VOX — Centre de l’image contemporaine

View of the exhibition _Kelly Mark. Stupid Heaven_, VOX, 2008. Photo: Michel Brunelle.

Kelly Mark
Stupid Heaven

2008.09.06 - 10.18


Among the shelves stacked with CDs, books and bottles of scotch, a punch clock flashes up and rings with a hard clang in one-hour intervals. The visitor is in Kelly Mark’s studio, and In and Out is the monumentally conceived evidence of her work. Hundreds of time cards, stacked up in steel racks, bear the stamps of the time that Kelly Mark has punched in and out of work as an artist. Each rack comprises the weekly logs for one year—from 1997 to the present (and pledged to go beyond). In proto-conceptual manner, In and Out commits artistic creativity to mechanical process, biography to administrative system, and life to “file.”

Over several years now, Kelly Mark has been concerned with time. In and Out, with its indexical preoccupation, mimics industrial or service sector—type human-resource tracking methods. But the records show nothing resembling a nine-to-five occupation. Measuring the capricious durations of the working life of an artist, In and Out’s hardcore conceptualist format, that grey-in-grey of the file, unexpectedly returns something of the unpredictability of “life.” In fact, the tension between formal methods of time management and the interest in duration (the way in which, in an ongoing complex moment, life actually feels lived) underlies much of Kelly Mark’s interests.


In some of the early works Kelly Mark would set up a task to follow it through methodically, echoing an industrial mode that found its appropriate counterpoint in the concerns of minimalism, process art and conceptualism. Here the idea is a machine, such as in a series of drawings made by setting a graphite pencil to paper and drawing tight spiralling circles until the graphite was gone. The material is consumed by mechanical execution, and the artist’s time is its aura.

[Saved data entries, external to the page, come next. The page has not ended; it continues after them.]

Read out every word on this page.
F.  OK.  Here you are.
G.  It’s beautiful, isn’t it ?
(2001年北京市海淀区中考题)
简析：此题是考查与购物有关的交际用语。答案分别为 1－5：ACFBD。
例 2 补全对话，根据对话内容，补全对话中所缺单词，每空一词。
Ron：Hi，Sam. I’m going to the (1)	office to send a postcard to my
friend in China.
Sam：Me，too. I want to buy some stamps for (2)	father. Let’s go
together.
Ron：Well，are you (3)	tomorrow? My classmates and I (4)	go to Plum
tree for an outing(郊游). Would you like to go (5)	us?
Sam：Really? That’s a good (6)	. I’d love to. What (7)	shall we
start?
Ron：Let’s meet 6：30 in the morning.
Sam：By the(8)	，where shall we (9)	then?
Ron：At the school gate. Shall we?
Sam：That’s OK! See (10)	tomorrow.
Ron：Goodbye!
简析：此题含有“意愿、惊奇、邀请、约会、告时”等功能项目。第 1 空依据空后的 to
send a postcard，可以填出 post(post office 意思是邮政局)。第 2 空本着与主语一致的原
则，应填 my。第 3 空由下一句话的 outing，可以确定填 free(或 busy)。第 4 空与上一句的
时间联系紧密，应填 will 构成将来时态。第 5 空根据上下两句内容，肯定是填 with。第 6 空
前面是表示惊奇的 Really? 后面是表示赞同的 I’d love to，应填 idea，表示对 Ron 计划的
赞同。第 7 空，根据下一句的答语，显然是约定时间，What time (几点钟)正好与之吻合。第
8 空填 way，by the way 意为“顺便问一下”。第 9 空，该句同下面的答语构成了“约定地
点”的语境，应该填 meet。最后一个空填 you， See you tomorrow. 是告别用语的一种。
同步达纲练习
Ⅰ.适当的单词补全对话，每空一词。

More recently, Kelly Mark’s focus has shifted from the tautological nature of “a work made by time spent working” to frame the poignant actions of others and the residual flotsam of the everyday, instead. The conceptual format becomes an indexical medium, taking account of a particular, observed phenomenon—whether repetitious or unpredictable in nature. A series of photographs reports on the way in which desperate people have affixed, with great ingenuity and creativity, comedic notices on broken parking meters, seeking to avert ticketing. Notably, the new, more efficient sun-powered devices now in operation everywhere no longer allow for grey zones of freedom granted by mechanical failure. The administration of time has hardened its grip, and creative forms of “talk-back” have disappeared.

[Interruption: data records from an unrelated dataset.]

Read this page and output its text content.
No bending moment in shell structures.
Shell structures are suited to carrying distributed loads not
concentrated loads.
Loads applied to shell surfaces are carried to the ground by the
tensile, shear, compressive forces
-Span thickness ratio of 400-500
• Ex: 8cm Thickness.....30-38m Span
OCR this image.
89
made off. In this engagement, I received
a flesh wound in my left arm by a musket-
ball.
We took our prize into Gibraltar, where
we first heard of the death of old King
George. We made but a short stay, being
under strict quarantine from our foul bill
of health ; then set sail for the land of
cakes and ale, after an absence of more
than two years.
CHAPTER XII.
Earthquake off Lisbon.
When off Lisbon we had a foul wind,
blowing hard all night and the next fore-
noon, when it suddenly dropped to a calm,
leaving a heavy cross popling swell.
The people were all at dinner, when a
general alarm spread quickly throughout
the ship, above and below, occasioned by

Kelly Mark’s work demonstrates low-key attitude and slow-burning resistance to the abstract administration of time, registered precisely within its system. Sometimes, suspension in the automaton of a task, the absorption within it, suggests a preferred mode of being—the task that requires no thought at all allows thought to take its own course. Within the stupid there lies heaven. At other times, Kelly Mark’s work seeks to terminate tasks that are obsessive in the focus on achievement—which is perhaps the very same thing. For a while her work concerned itself obsessively with the incomplete sentence “I really should. . .” Indexing the innumerable ways that define what one indeed should do, an audio track spells out the contents of I.R.S. to the point of sheer excess. If obligation is bound up in social structures (family, health, work), to refuse it (by procrastination or resistance) casts doubt on their values and diligent striving. Such existentialism underlies much of Kelly Mark’s humour, as when an orchestrated demonstration puts an end to the historical, conventional form of social demands: in front of a gallery’s black-tie fundraising event, a group of artist friends bearing blank placards declare, “What do we want? Nothing!”. . . “When do we want it? Whenever”. . . and “Hell no. We don’t know.”

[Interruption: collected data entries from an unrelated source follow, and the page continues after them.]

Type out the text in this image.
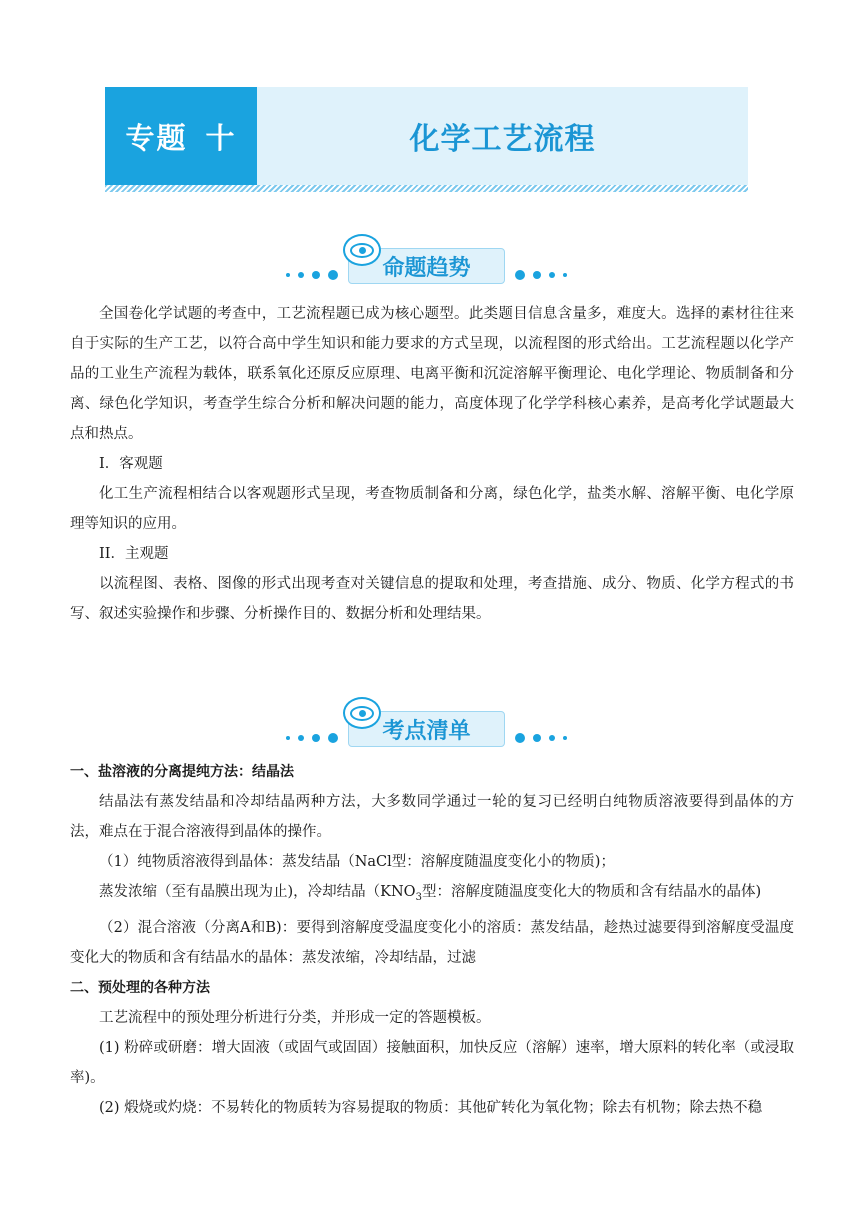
专题 十	化学工艺流程
命题趋势

全国卷化学试题的考查中，工艺流程题已成为核心题型。此类题目信息含量多，难度大。选择的素材往往来自于实际的生产工艺，以符合高中学生知识和能力要求的方式呈现，以流程图的形式给出。工艺流程题以化学产品的工业生产流程为载体，联系氧化还原反应原理、电离平衡和沉淀溶解平衡理论、电化学理论、物质制备和分离、绿色化学知识，考查学生综合分析和解决问题的能力，高度体现了化学学科核心素养，是高考化学试题最大点和热点。

I．客观题

化工生产流程相结合以客观题形式呈现，考查物质制备和分离，绿色化学，盐类水解、溶解平衡、电化学原理等知识的应用。

II．主观题

以流程图、表格、图像的形式出现考查对关键信息的提取和处理，考查措施、成分、物质、化学方程式的书写、叙述实验操作和步骤、分析操作目的、数据分析和处理结果。

考点清单

一、盐溶液的分离提纯方法：结晶法

结晶法有蒸发结晶和冷却结晶两种方法，大多数同学通过一轮的复习已经明白纯物质溶液要得到晶体的方法，难点在于混合溶液得到晶体的操作。

（1）纯物质溶液得到晶体：蒸发结晶（NaCl型：溶解度随温度变化小的物质)；

蒸发浓缩（至有晶膜出现为止)，冷却结晶（$KNO_3$型：溶解度随温度变化大的物质和含有结晶水的晶体)

（2）混合溶液（分离A和B)：要得到溶解度受温度变化小的溶质：蒸发结晶，趁热过滤要得到溶解度受温度变化大的物质和含有结晶水的晶体：蒸发浓缩，冷却结晶，过滤

二、预处理的各种方法

工艺流程中的预处理分析进行分类，并形成一定的答题模板。

(1) 粉碎或研磨：增大固液（或固气或固固）接触面积，加快反应（溶解）速率，增大原料的转化率（或浸取率)。

(2) 煅烧或灼烧：不易转化的物质转为容易提取的物质：其他矿转化为氧化物；除去有机物；除去热不稳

Watching television is perhaps the greatest means of contemporary distraction and procrastination. It is also the greatest tool of time management and immersive pleasure ever devised. If television constructs and dominates “free” time, it has substantially altered the once “natural” pulse of day and night, waking and sleeping, by absorbing its audience into an interstitial day-dreaming, time-eating, surreal time. After being concerned with the glow of television for a while, Kelly Mark’s new installation, titled REM1 is nothing short of a tour de force, featuring a movie that illuminates the experience of channel-surfing television time. An encyclopedic array of segments of movies taped off television is edited and strung together into a new, two-hour-and-sixteen-minute “thriller” complete with title, warnings, ads, network logos and credits. The story follows a protagonist who seeks to escape the law, and who changes shape like an avatar, appearing with each edit in the body of a different actor. He (and through him the audience) perpetually loses and regains track of where he is—whether in a dream, asleep, awake or in a drug-induced state. These states are not only the means of narrative propulsion and the content of the new film; they also elucidate the subject of television as such: consciousness recycles and strings together changing attention spans and pursuits in a combination of narrative bits. The meshing of production and consumption in narrative hyper-time informs a new sense of subjectivity and artistic practice.

  1. REM is the acronym for rapid eye movement, which occurs as a result of brain activity during sleep.